FISH caught in Ipswich waterways will be put under the microscope as the investigation into contamination around the RAAF Amberley Base continues, amid criticism residents are not being adequately warned about potential exposure.

Last week it was revealed fish caught in the Bremer River and Warrill Creek were found to contain high levels of chemicals, known as PFAS, used in fire fighting foam.

Residents were advised not to eat the fish.

Now, the Defence Department has confirmed it will carry out further testing on more "popular" fish species caught in the catchments, as part of an environmental investigation.

Residents in the impacted area should also expect to receive an information flyer in their letter box, Defence says.

But an environmental expert has called on the authorities to place signs along the waterways, warning people of the potential health risks saying a short-term letter box drop is "inadequate".

Dr Bill Freeland, former head of the Northern Territory's environmental agency and Ipswich resident, said clear signage advising against eating anything caught in the river should be erected.

He also believes residents should be warned against swimming in, or drinking, the water.

"There is no excuse for there not appearing to be any signage on those waterways, indicating the recorded presence of high levels of PFAS" Dr Freeland said, acknowledging that little data was available.

"While Defence has not provided data on contamination in fish and other aquatic life, there should be signage including a warning that consumption of fish and other aquatic life - for example - yabbies and mussels - from these waterways is inadvisable."

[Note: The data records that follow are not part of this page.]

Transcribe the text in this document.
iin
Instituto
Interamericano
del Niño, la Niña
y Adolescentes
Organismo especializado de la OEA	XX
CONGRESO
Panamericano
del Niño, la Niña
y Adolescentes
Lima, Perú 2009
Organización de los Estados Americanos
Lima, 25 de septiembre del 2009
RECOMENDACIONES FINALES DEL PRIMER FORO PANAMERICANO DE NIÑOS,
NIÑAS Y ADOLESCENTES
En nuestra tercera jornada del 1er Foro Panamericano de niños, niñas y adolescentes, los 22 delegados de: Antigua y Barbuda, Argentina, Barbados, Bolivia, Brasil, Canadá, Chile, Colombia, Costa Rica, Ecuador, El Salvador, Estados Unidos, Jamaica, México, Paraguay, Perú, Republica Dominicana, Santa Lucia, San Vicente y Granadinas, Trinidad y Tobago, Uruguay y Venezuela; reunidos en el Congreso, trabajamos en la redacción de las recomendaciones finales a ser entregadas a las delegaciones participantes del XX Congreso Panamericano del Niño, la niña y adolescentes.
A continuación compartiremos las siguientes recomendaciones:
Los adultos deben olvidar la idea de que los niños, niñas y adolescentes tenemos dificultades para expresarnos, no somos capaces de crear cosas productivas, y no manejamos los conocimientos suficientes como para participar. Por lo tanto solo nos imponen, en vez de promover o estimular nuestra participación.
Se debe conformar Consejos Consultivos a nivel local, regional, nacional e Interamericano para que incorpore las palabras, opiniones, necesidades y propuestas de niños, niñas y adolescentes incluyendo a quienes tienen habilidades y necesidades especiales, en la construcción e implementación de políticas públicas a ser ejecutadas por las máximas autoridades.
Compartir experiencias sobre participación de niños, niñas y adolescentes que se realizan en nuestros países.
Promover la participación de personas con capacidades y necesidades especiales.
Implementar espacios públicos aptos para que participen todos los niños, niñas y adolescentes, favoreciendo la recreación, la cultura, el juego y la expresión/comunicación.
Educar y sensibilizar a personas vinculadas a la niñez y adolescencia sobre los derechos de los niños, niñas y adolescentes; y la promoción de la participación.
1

In April, investigators examining the potential impact of contamination from the use of PFAS chemicals at RAAF Amberley Base took samples of mullet, catfish and eel, caught in the Bremer River and Warrill Creek.

Preliminary test results found high levels of PFAS chemicals and the results were passed onto Queensland Health, which then issued a public health warning.

A Defence spokesperson told the QT further testing and analysis would be carried out during "the Human Health Risk Assessment (HHRA) being undertaken as part of the environmental investigation."

"This testing will include tests of other species of more popular edible fish in the area," the spokesperson said.

"Defence is committed to regularly updating the community throughout the investigation and will be letter box dropping all residents in the Investigation Area detailing this precautionary advice and updating the community on further sampling to be conducted in the process of finalising the HHRA.

"This is precautionary advice, based on preliminary test results, and we will keep the community and recreational fishers updated as the investigation progresses."